L’allocation universelle est favorable à la liberté des choix de vie des individus et à une évolution du lien strict existant entre activité économique et obtention d’un revenu monétaire. Nous allons y revenir, car ce concept est polymorphe.
– Le revenu différentiel, quant à lui, valorise le droit de vivre en offrant aux exclus de l’activité économique une garantie inconditionnelle de ressources. Le revenu minimum d’insertion (RMI) tel qu’il a été défini en 1988 correspondait à ce type de revenu. En effet, le dispositif se proposait de donner à tous un revenu décent pour éviter l’exclusion sociale. L’incitation au travail n’était pas l’objectif visé puisque les revenus d’activité venaient en substitution et non en complément du revenu d’existence. Il en va de même de l’expérience finlandaise qui a expérimenté – de janvier 2017 à décembre 2019 – un revenu de base de 560 euros mensuels, alloués sans condition en particulier sans que le bénéficiaire s’engage à chercher un emploi. Toutefois, ce revenu de base est bien différentiel puisque le montant reçu est soustrait des éventuelles allocations perçues.
– Le revenu complétif sécurise la situation des plus démunis tout en les incitant à exercer une activité rémunérée, l’aide étant, de façon dégressive et jusqu’à un certain plafond, cumulable aux revenus d’activité. C’est ce que l’on appelle un revenu minimum d’activité qui, en France, prend actuellement la forme du Revenu de Solidarité Active (RSA).
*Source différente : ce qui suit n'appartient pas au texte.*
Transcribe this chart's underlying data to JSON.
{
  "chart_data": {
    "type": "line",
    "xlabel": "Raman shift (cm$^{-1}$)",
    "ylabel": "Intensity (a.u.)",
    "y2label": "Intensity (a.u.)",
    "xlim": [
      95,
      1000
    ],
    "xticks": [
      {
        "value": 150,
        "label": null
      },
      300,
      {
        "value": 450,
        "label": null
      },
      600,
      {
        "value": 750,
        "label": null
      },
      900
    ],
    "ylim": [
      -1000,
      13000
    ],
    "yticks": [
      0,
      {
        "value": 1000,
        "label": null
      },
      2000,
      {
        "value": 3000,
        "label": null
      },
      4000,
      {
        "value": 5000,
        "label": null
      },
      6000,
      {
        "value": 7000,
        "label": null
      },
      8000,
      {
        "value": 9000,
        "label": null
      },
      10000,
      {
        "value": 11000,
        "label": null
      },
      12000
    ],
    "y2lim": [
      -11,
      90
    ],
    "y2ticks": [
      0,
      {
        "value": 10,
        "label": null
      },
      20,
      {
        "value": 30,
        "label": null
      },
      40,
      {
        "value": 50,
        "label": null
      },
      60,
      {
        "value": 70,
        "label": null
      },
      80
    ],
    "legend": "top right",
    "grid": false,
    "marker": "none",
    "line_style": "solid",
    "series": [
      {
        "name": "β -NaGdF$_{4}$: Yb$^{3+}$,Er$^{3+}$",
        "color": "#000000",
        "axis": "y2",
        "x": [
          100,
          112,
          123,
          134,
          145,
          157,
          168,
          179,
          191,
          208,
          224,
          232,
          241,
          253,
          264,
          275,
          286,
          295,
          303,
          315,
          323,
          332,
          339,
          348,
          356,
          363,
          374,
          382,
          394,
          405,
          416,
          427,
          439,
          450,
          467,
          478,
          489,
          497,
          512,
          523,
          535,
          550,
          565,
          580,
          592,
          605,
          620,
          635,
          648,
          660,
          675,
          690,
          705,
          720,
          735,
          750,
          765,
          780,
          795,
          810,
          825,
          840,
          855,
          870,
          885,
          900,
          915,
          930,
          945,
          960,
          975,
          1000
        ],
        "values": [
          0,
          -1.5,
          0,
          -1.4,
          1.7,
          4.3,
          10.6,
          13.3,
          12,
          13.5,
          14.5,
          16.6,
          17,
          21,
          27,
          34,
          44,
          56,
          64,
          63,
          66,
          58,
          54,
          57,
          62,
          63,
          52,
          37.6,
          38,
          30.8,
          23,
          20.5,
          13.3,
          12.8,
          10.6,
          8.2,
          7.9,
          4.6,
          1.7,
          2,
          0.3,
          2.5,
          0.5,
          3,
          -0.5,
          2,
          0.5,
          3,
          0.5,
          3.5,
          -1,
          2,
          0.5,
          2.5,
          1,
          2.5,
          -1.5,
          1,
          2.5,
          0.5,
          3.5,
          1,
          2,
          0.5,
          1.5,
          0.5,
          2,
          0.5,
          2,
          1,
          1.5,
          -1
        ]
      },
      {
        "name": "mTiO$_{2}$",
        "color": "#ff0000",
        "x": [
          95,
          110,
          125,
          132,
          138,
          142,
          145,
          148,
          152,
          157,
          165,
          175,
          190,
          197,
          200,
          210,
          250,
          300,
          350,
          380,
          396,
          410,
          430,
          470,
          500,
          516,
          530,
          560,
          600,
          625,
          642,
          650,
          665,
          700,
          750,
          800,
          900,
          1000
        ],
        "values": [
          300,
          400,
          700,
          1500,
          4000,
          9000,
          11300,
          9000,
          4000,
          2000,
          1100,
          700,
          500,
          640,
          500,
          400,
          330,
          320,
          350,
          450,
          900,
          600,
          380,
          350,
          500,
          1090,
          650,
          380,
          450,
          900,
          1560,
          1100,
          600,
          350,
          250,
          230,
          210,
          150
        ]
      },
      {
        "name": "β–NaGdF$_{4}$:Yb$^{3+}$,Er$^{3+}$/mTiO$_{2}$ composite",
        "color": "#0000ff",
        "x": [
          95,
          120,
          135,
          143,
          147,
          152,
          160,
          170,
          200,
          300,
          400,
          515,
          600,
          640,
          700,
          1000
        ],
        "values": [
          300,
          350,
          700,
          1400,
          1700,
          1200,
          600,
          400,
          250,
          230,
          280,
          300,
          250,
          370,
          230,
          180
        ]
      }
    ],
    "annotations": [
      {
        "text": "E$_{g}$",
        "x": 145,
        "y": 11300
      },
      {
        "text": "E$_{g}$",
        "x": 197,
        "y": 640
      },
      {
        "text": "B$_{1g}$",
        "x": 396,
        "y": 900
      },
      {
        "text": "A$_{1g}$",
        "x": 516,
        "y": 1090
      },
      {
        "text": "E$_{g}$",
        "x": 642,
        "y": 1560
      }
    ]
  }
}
– Enfin, l’impôt négatif repose sur le principe suivant : tout le monde perçoit le même montant, sans aucune condition, et paie des impôts en proportion fixe par rapport à ses revenus, ce qui engendre un versement net pour certains (les plus pauvres) et une contribution nette pour les autres (les plus riches). Ce mécanisme d’imposition se substitue, dans la philosophie libérale portée par Milton Friedman, aux aides sociales existantes. En venant en complément des revenus sans aucune conditionnalité, il évite, d’une part, la formation de « trappe à pauvreté » (désincitation au travail) et, d’autre part, permet de subventionner indirectement les secteurs à faible rentabilité économique, là où les salaires sont les plus bas.
 
 
            Au final nous avons deux approches différentes du revenu d’existence. La première se situe dans le prolongement de la société productiviste actuelle et comporte deux variantes. Une variante libérale qui vise à inclure l’individu dans le marché libre du travail (impôt négatif) et une variante socio-démocrate qui en fait un outil efficace de redistribution au profit des plus démunis (revenu de base qu’il soit différentiel ou complétif). La seconde approche est inédite puisque c’est la seule à proposer une rupture entre revenu et activité. Cependant, comme nous le verrons dans un autre article cette rupture peut déboucher soit sur un changement de cap radical soit au contraire accélérer la venue d’une société de marché[1].
 
 
Références
Brittan S. (2017), « Le mythe du travail rémunéré », Books, N° 83.
Dacheux E., Goujon D., (2020), Défaire le capitalisme refaire la démocratie, Tououse, Eres.
Gadreau M., Goujon, D. (2000), « Le Revenu Minimum d’Insertion et les figures de la justice », in A. Alcouffe, B. Fourcade, JM. Plassard et G. Tahar (dir), Efficacité versus Équité en Économie Sociale, tome 1, chap.4, L’Harmattan.
Gorz A. (2002), « Pour un revenu inconditionnel suffisant », Transversales, N° 3.
Mylondo B. (2014), « Le revenu de citoyenneté un facteur de décroissance ? », L’inconditionnel, N° 1.
Swaton S. (2018), Pour un revenu de transition écologique, Paris, PUF.
Stiegler B. (2016), Le revenu contributif et le revenu universel, multitudes, N°63.
Van Parijs P. (2015), Qu’est-ce qu’une société juste ?, Paris, Seuil.
 

[1] Nous sommes déjà dans une économie de marché, mais pas encore dans une société de marché. Une société de marché  au sens de Karl Polanyi est une société dans laquelle la politique a disparu et où les seules relations sociales sont des relations de concurrence.